Information design is one of the most interesting fields to me that relates with the User Experience. How users perceive and understand the information based on what we show them and how they interact with it, it is like trying to create a language that goes beyond the interface and the standards. It is challenging and, sometimes, uncertain.
However the other day I had a déja vu while one of my mates was sharing a research made on an data analysis use case. Suddenly I felt I’ve been solving the same problem of information design over the last three years.
We talked about how raw data becomes information, and how there should be another data that represents the meaning of that information, and how past events may affect to current indicators or not. We talked about the visualization of multiple charts were the only way to understand some concepts, and how users should decide the events and configuration to provide real meaning beyond the data values.
I’m not going to enter into specifics on that use case, but the problem that reminds me the same kind of question was the one that I worked for years: the Electronic Patient Record (EPR).
In an EPR there are some information which indicates current health status: vital signs. This can tell you if you’re alive, getting better or getting worse. It is also a clue to start investigating what made you feel bad.
That’s one level of information based on data collected directly from a person. Of course you can collect more data like a blood test or a urine test or similar.
Another level of information is just the history of every visit to your doctor. All of them with symptoms, diagnosis, and treatments. Those events could be related between them by episodes (let’s say a flu, a pregnancy, a surgery…) and, in a different level, related by the diagnosis of an illness (let’s say cancer, diabetes, etc.).

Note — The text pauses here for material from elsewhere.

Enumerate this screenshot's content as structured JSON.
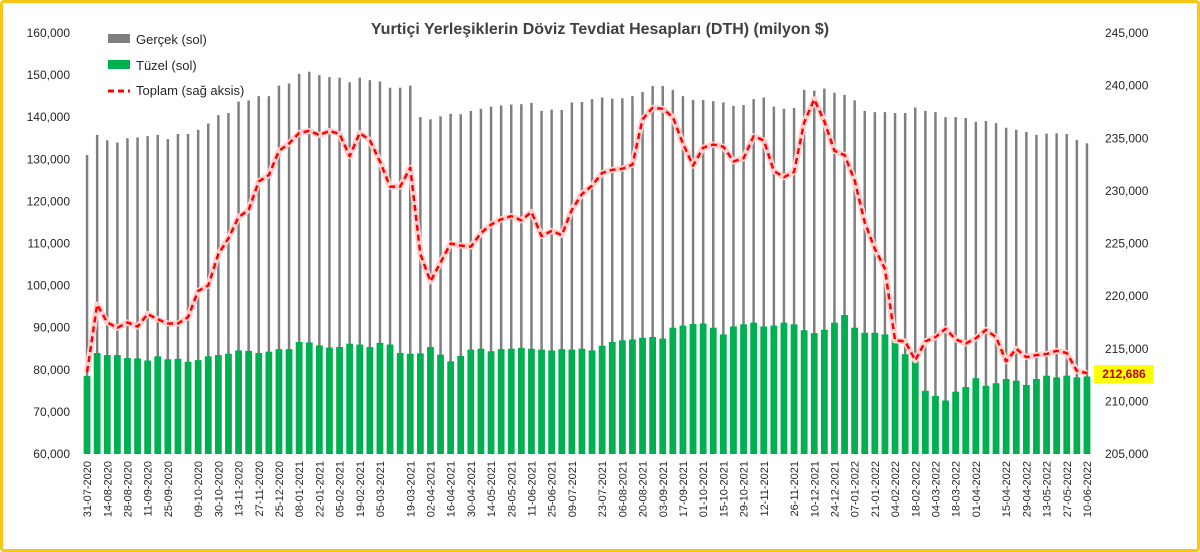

The problem you have is that you need to navigate information from different layers based on different levels of the data abstraction. And you want to find correlations, make differential analysis and causations at any level, because you don’t really know what’s the cause of the problem.
What I thought it was similar is that when we model the problem, we have to provide meaning to the data abstraction and that requires an understanding of the user mental model (In my case how doctors research on data).

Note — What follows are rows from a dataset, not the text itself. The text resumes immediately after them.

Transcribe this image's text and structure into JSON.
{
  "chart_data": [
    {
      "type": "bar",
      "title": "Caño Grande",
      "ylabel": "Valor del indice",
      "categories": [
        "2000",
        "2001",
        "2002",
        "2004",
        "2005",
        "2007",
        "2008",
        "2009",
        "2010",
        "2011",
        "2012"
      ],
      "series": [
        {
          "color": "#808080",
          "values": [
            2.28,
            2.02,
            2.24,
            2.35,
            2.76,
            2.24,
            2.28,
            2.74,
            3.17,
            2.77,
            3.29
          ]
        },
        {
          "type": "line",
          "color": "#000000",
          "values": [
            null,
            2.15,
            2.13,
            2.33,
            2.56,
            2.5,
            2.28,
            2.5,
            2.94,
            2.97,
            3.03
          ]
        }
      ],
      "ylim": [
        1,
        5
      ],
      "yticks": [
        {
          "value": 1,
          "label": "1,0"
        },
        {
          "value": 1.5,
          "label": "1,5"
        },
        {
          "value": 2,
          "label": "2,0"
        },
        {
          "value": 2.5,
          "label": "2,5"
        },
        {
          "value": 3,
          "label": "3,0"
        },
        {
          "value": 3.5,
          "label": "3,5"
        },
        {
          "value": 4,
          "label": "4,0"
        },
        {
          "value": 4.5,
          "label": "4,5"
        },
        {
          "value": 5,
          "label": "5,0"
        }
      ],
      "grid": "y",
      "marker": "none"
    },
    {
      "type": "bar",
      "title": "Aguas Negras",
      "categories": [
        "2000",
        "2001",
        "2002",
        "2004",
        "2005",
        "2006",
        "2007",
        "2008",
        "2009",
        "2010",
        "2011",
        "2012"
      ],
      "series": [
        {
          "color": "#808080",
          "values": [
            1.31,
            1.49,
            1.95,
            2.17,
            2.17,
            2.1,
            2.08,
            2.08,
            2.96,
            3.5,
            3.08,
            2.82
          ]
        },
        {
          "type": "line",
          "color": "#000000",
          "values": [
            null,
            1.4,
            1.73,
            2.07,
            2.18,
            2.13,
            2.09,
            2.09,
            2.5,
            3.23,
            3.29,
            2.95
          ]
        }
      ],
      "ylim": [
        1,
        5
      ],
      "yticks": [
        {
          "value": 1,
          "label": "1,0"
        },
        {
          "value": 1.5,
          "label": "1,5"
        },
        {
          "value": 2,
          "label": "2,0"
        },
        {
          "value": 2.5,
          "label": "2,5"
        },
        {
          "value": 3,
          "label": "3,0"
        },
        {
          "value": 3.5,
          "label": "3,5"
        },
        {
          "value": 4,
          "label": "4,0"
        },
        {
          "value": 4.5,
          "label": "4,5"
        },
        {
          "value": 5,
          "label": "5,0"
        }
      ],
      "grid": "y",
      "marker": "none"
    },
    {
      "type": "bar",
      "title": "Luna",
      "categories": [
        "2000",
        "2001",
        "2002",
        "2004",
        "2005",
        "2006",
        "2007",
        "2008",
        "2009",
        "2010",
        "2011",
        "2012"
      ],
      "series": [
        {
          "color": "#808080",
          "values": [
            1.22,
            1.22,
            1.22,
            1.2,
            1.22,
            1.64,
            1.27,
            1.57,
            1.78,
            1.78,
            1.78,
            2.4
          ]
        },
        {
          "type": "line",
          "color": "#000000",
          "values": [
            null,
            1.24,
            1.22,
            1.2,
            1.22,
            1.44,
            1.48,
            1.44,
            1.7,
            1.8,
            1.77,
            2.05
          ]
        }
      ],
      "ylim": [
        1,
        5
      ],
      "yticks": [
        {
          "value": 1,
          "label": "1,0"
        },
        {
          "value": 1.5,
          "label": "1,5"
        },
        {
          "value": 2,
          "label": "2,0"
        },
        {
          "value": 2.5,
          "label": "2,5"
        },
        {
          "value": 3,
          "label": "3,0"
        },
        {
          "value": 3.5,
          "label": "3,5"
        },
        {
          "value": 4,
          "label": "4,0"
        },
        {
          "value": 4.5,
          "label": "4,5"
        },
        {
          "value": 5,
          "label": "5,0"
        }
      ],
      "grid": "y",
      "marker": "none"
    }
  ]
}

Another leg of this problem is how users can interact with the data to find how it is related. We cannot solve everything with a static picture of the data.
Last, but not least, we needed to represent very clearly what is the data in a relevant present (24hours, 7 days,…) and what belongs to the history, and how history is explored and contrasted with present data.
Somehow I felt the problem was always the same, and the only thing that makes it different is the kind of person who typically interacts and uses the data. So the solution should start to understand his/her mental model and define the model of the data meaning based on them, instead of the defining the data model of the system that is meant to represent it.